[Date Prev][Date Next][Thread Prev][Thread Next][Date Index][Thread Index]
SAX-ext proposal #3: entity encoding, version
- From: David Brownell <david-b@pacbell.net>
- To: xml-dev@lists.xml.org, sax-devel@lists.sourceforge.net
- Date: Wed, 01 Aug 2001 18:00:32 -0700
Locator infoset extensions
- Two of the infoset properties for documents are not supported by
the current SAX2 API (including extensions): the character encoding
used, and the XML version used.
- These are actually characteristics of all parsed entities, not just
the document entity, just like the [base URI] currently exposed through
the Locator interface.
- There may be up to three kinds of encoding name to be concerned with:
* What's declared inline, using an xml/text decl, or defaulted
(UTF-8, UTF-16)
* Sometimes an external declaration, through MIME type, which
is authoritative but which may not agree with the inline decl
* For Java, the name of the encoding actually used by a Reader
will often not match the "winning" declaration name. (For one
example, "UTF8" really means "UTF-8".)
The actual encoding used affects the kind of Unicode normalizations
that need to be done. That's what the infoset needs (yes?), and it'd
be the one that's declared (externally, else internally), a non-Java name.
PROPOSAL
- Define a new org.xml.sax.ext interface:
public interface Locator2 extends Locator
{
public String getXMLVersion ();
public String getEncoding ();
}
Strings returned would be the relevant values, or null if
the values are not known. The encoding string would
reflect the active declaration.
That would be implemented by Locator objects provided in
setDocumentLocator() callbacks, to expose this information.
- Define a new org.xml.sax.ext class implementing that
interface, inheriting from org.xml.sax.helpers.LocatorImpl
- Define a new standard feature ID:
http://xml.org/sax/features/use-locator2
Read-only
If true, the Locator object passed in setDocumentLocator
events will also implement the Locator2 interface,
and can be cast to it.
Note that because of the way Java typing works, testing that
feature would be optional: applications could always try to
cast (if they were willing to take the performance hit).
QUESTIONS:
- Is it necessary to expose both types of declared encodings?

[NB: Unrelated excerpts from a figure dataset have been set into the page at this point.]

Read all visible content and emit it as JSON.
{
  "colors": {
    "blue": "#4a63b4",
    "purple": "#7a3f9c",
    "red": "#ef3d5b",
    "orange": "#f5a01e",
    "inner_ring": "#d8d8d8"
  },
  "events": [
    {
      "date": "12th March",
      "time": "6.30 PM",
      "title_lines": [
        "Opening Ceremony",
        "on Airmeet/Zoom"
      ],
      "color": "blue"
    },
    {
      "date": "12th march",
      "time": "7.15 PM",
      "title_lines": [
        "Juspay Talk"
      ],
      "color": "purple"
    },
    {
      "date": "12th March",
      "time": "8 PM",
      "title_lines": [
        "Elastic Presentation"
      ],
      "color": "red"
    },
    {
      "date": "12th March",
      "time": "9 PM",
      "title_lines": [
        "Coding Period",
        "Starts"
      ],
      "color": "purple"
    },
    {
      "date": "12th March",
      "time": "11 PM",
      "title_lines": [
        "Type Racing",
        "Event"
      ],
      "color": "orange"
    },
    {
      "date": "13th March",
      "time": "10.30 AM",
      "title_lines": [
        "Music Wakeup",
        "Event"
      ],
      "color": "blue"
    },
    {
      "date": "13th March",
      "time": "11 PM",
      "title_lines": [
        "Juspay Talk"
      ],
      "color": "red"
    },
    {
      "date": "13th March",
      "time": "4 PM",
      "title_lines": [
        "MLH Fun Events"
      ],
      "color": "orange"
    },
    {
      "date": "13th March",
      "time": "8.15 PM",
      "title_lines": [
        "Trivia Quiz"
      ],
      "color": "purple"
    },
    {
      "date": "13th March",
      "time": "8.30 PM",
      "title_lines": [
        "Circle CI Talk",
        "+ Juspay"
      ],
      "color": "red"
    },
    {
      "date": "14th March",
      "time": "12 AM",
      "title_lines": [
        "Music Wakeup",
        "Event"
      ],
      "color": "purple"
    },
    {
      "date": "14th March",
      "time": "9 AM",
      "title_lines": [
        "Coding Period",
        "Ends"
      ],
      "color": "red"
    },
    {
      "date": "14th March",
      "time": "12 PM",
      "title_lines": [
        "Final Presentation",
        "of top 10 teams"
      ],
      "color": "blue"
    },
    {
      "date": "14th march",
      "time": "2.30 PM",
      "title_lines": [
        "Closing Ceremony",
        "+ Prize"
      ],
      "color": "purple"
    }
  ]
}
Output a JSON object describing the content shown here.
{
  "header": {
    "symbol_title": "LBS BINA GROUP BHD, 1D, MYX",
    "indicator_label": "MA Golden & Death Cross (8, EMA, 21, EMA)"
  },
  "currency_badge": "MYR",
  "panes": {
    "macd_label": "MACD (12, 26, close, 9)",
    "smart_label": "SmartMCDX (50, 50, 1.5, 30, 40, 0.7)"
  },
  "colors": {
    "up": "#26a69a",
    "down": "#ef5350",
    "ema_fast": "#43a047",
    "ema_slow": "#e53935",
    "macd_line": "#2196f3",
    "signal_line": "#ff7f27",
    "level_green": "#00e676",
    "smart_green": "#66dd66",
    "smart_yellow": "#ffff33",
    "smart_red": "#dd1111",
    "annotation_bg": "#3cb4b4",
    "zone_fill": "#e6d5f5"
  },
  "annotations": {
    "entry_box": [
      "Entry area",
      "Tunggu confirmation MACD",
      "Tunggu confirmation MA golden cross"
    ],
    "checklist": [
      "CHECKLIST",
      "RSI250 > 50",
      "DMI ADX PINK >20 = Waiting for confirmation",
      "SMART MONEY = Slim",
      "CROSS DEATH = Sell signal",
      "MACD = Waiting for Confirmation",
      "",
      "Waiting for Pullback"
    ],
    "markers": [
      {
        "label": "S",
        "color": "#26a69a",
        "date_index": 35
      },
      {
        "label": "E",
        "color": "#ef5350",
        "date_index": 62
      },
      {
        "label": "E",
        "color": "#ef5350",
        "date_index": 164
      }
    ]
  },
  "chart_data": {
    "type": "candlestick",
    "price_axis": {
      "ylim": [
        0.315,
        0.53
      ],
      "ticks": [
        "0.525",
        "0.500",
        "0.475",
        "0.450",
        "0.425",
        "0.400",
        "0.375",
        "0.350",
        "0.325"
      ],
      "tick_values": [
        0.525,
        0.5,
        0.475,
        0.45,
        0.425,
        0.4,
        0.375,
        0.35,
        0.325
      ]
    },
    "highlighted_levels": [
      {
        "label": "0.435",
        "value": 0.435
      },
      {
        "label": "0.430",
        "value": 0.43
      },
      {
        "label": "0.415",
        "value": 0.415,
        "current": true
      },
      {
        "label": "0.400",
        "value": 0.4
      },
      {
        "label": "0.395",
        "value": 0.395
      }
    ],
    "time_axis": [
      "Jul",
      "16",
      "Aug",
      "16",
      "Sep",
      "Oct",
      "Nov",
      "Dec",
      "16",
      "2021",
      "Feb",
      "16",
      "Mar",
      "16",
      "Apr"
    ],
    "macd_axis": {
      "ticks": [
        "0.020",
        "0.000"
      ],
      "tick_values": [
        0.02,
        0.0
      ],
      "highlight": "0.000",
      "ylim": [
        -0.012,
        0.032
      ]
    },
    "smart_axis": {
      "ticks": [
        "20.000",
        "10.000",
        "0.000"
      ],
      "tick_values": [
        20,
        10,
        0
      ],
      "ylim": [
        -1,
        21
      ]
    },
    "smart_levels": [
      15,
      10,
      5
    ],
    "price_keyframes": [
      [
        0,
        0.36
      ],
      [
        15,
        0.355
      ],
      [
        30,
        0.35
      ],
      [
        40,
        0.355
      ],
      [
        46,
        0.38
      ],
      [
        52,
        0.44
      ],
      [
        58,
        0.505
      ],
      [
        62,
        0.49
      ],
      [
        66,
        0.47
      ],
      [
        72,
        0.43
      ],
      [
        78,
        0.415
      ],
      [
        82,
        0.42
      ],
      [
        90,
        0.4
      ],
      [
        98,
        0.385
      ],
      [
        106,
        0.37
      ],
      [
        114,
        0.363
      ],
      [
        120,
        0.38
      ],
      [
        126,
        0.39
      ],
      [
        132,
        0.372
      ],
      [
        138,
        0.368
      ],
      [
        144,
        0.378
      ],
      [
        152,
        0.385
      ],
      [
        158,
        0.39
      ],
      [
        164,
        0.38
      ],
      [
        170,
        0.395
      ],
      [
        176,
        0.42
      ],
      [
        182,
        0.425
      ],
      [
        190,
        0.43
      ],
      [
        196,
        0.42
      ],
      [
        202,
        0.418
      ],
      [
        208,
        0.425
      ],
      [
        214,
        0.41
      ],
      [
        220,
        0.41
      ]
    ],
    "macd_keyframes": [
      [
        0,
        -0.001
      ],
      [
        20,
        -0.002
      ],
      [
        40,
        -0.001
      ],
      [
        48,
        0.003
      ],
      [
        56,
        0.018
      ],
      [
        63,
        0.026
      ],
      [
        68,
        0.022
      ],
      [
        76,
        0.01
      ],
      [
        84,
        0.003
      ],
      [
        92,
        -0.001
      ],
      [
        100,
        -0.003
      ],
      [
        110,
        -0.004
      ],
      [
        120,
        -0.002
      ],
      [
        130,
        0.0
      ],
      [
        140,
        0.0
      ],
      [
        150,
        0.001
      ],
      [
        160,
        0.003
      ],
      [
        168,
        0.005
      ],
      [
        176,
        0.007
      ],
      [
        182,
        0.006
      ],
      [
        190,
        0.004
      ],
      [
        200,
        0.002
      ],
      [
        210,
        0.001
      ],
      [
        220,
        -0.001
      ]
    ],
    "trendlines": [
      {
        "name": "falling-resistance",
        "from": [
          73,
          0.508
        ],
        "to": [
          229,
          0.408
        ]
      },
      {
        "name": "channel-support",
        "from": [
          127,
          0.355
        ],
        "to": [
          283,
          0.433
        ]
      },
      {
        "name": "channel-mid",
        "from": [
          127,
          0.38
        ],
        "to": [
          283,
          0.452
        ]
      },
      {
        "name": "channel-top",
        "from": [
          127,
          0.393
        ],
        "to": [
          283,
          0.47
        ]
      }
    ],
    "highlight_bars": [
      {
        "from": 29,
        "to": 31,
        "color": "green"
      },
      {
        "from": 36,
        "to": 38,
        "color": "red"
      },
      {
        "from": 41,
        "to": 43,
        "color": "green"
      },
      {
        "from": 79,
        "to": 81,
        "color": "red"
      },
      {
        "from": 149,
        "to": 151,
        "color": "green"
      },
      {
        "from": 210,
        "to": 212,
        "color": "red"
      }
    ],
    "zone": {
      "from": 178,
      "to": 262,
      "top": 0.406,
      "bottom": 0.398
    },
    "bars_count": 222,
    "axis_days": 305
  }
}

If so, proposal: a new String getEncodingDecl () returns the
internal label; getEncoding () would return the (authoritative)
external label. The internal label might be null if it was
defaulted. (Tracking this info costs, and it's not clear any
apps should actually care, which is why it's omitted.)
- Is there a better convention to use for extending interfaces
than the numeric suffix? (Meta-1)
- Is the new implementation class really needed? Alternative:
update LocatorImpl. (Meta-2)